Moller and his team claim that over 200 test flights of the M200G Neuera have already been conducted, though these flights rely on ground effect and do not necessarily suggest significant movement toward the goals set forth for the flagship model, the Skycar M400. Moller had predicted they would have the M200G ready for sale by early 2008 with a goal of 250 units produced in the year, but this did not occur. Depending upon demand, the M200G could cost under US$100,000 according to the company. As of August 2007, Moller had not yet established if the vehicle will be regulated by the United States Federal Aviation Administration or the Department of Transportation.

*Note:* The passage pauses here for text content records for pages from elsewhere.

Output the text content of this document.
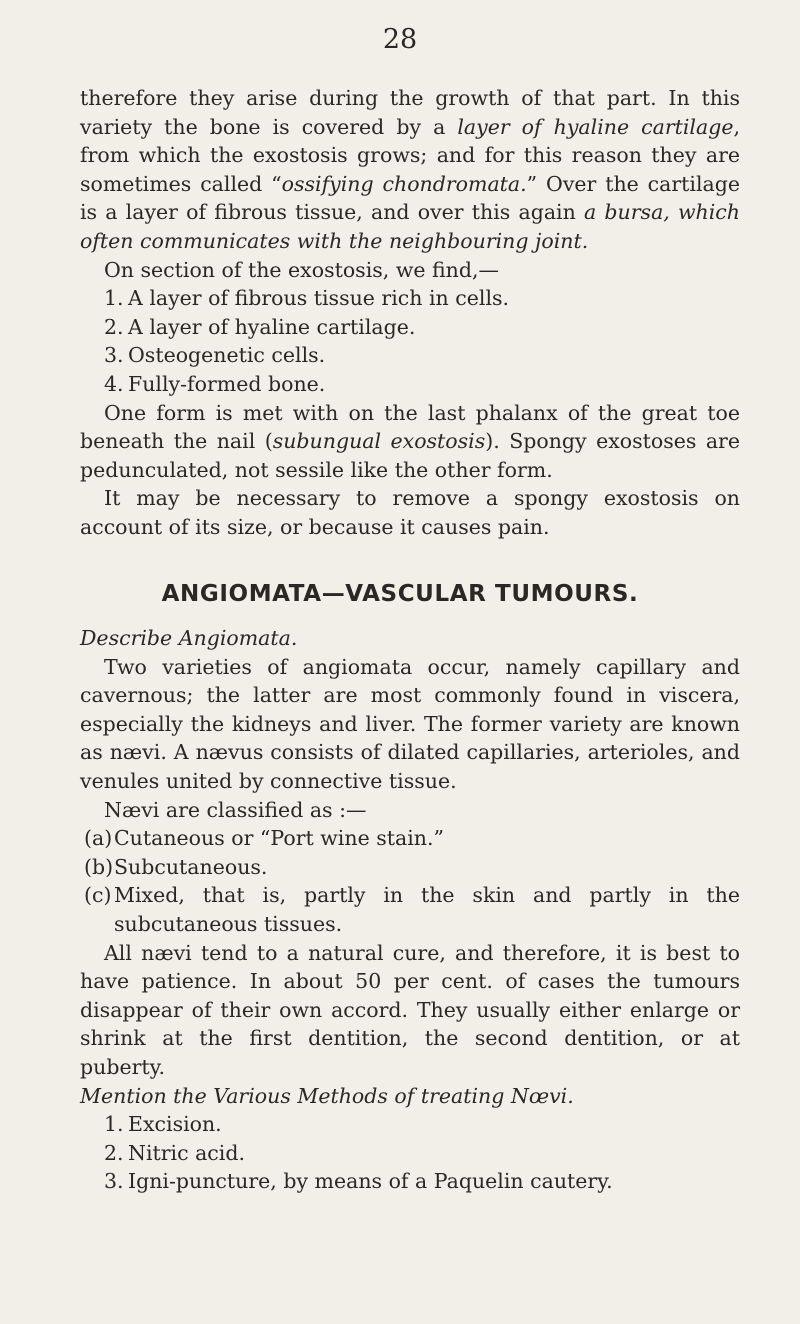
28

therefore they arise during the growth of that part. In this variety the bone is covered by a layer of hyaline cartilage, from which the exostosis grows; and for this reason they are sometimes called “ossifying chondromata.” Over the cartilage is a layer of fibrous tissue, and over this again a bursa, which often communicates with the neighbouring joint.

On section of the exostosis, we find,—

1. A layer of fibrous tissue rich in cells.
2. A layer of hyaline cartilage.
3. Osteogenetic cells.
4. Fully-formed bone.

One form is met with on the last phalanx of the great toe beneath the nail (subungual exostosis). Spongy exostoses are pedunculated, not sessile like the other form.

It may be necessary to remove a spongy exostosis on account of its size, or because it causes pain.

ANGIOMATA—VASCULAR TUMOURS.

Describe Angiomata.

Two varieties of angiomata occur, namely capillary and cavernous; the latter are most commonly found in viscera, especially the kidneys and liver. The former variety are known as nævi. A nævus consists of dilated capillaries, arterioles, and venules united by connective tissue.

Nævi are classified as :—

(a)Cutaneous or “Port wine stain.”
(b)Subcutaneous.
(c) Mixed, that is, partly in the skin and partly in the subcutaneous tissues.

All nævi tend to a natural cure, and therefore, it is best to have patience. In about 50 per cent. of cases the tumours disappear of their own accord. They usually either enlarge or shrink at the first dentition, the second dentition, or at puberty.

Mention the Various Methods of treating Nœvi.

1. Excision.
2. Nitric acid.
3. Igni-puncture, by means of a Paquelin cautery.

A Moller International newsletter published in December 2020 explains that the company remains inactive while waiting for Rotapower motor production in India.

As of 2025, the last update provided by Moller International is a June 2023 newsletter published to their blog which mainly discussed the company's newly obtained ability to sell 300 million additional shares of their company, as well as its legal permission to have a limited amount of share conversions from Moller International shares, to shares of its sister company Freedom Motors. Aside from that financial discussion, the newsletter outlines the benefit of converting to a hybrid power system, where batteries and electric motors are supplemented by the company's Rotapower engines as range extenders.

==Criticism==
In a 2005 episode of the Discovery Channel television show MythBusters it was reported that more than US$200 million had gone into the development of the Skycar. Moller has been claiming to be attempting to build a flying car since 1974, constantly promising delivery dates that are just "around the corner" but the closest Moller has come to producing a vehicle that flies is the M200G Neuera, which has been demonstrated to hover outside of ground effect. He has not produced any evidence or figures to support the promised abilities, such as fuel economy equivalent to that of an automobile; indeed, each proposed model would use eight less fuel-efficient but very good weight to power ratio Wankel engines, each of which must maintain high RPMs even when idle. The only demonstration approaching flight was a "hover" test performed by a Skycar prototype that was tethered, not hung, to a crane, which Moller claimed was "for insurance purposes". Each time the deadline approaches, Moller has postponed it. For example, since 2003, when he started taking presale deposits for the flagship model M400, the date for FAA certification promised to investors and buyers has been moved forward one year each year, and lastly stood at December 31, 2008. In 2003, the Securities and Exchange Commission sued Moller for civil fraud (Securities And Exchange Commission v. Moller International, Inc., and Paul S. Moller, Defendants) in connection with the sale of unregistered stock, and for making unsubstantiated claims about the performance of the company's flagship M400 Skycar. Moller settled this lawsuit by agreeing to a permanent injunction and paying $50,000. In the words of the SEC complaint, "As of late 2002, MI's approximately 40 years' of development has resulted in a prototype Skycar capable of hovering about fifteen feet [4.5 m] above the ground."

==Variants==
- Discojet
An early 1970s design, never advanced beyond the mock-up stage.
- M200X
The prototype M200. Moller claims a performance of 100 mph, 900 mi range, 8 low-emissions Wankel engines that run on a 70% (bio)ethanol and 30% water mixture; earlier models ran on gasoline. The ethanol/water fuel mixture reduces fire hazards, as it does not easily burn outside the engines. The water cools the engines from within, and the engines can use higher compression ratios and hereby make more power than with 100% ethanol. Because of the mixture, the engine fulfills California SULEV requirements.
- M200G Neuera
The planned production version of the M200. It is reputed to be certified for flight above the FAA 10-foot altitude restriction.
- Firefly
Designed as a high-rise rescue vehicle, which would carry up to 3 passengers and 1 operator.